Beautiful, clever, rich - and single - Emma Woodhouse is perfectly content with her life and sees no need for either love or marriage. Nothing, however, delights her more than interfering in the romantic lives of others. But when she ignores the warnings of her good friend Mr. Knightley and attempts to arrange a suitable match for her protegee Harriet Smith, her carefully laid plans soon unravel and have consequences that she never expected. With its imperfect but charming heroine and its witty and subtle exploration of relationships, Emma is often seen as Jane Austen's most flawless work.
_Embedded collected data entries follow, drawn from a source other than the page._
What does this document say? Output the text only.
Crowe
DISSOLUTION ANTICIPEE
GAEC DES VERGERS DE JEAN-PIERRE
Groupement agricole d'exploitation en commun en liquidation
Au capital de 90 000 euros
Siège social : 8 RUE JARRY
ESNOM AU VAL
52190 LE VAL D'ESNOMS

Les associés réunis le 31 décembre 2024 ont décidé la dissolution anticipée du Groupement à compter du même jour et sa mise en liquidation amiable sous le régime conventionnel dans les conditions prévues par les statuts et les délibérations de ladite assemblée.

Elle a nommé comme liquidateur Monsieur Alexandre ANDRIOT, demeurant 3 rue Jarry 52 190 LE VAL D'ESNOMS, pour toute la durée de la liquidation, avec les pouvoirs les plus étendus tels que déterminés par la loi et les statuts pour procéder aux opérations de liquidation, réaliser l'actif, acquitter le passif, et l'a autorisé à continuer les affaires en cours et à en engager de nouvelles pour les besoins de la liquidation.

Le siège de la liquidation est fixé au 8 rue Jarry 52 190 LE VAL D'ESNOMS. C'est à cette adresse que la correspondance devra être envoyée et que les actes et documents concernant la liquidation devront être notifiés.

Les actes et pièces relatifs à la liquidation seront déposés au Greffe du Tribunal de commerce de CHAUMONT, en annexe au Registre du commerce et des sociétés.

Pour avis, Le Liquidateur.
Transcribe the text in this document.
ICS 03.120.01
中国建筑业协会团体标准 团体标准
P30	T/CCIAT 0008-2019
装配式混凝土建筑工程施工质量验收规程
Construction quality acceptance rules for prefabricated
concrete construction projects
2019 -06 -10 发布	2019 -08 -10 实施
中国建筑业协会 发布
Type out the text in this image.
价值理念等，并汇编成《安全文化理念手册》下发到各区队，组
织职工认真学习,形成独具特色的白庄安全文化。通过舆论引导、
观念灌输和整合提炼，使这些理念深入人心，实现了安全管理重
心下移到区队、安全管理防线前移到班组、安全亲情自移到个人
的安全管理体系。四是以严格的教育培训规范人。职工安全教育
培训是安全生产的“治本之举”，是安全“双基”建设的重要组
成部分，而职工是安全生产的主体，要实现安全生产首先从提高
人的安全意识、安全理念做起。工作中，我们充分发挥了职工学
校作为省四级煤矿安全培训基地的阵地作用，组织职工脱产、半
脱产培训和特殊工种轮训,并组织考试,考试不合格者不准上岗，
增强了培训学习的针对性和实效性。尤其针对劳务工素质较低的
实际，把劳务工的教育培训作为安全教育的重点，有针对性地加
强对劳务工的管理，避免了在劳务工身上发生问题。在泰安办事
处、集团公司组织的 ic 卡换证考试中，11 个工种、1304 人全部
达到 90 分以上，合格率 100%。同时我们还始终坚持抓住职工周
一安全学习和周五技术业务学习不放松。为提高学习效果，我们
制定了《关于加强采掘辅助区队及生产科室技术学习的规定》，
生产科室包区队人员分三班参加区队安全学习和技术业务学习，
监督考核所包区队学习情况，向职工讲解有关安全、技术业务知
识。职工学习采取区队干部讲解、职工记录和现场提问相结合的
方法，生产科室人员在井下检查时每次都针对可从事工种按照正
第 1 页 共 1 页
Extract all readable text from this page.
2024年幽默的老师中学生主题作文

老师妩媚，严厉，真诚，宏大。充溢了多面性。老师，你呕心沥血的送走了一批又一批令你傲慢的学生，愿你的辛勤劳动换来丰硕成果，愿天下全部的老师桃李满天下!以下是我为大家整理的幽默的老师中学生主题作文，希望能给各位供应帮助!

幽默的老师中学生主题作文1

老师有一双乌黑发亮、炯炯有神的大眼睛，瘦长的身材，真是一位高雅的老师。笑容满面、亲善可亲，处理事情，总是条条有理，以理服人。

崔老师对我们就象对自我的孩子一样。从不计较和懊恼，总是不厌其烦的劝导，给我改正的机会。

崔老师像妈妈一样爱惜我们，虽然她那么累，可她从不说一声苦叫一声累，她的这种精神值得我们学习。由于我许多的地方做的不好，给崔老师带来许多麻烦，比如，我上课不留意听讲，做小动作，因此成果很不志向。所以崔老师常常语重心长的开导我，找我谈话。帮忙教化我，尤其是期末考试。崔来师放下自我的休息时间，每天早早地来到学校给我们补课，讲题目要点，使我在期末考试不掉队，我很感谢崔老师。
Readalikes: A Room With a View by E.M. Forster, Vanity Fair by William Makepeace Thackeray

Jane Eyre by Charlotte Brontë (FIC BRO)

Orphaned as a child, Jane has felt an outcast her whole young life. Her courage is tested once again when she arrives at Thornfield Hall, where she has been hired by the brooding, proud Edward Rochester to care for his ward Adèle. Jane finds herself drawn to his troubled yet kind spirit. She falls in love. Hard. But there is a terrifying secret inside the gloomy, forbidding Thornfield Hall. Is Rochester hiding from Jane? Will Jane be left heartbroken and exiled once again?

Readalikes: Rebecca by Daphne du Maurier, Wide Sargasso Sea by Jean Rhys

Alice's Adventures in Wonderland by Lewis Carroll (FIC CAR)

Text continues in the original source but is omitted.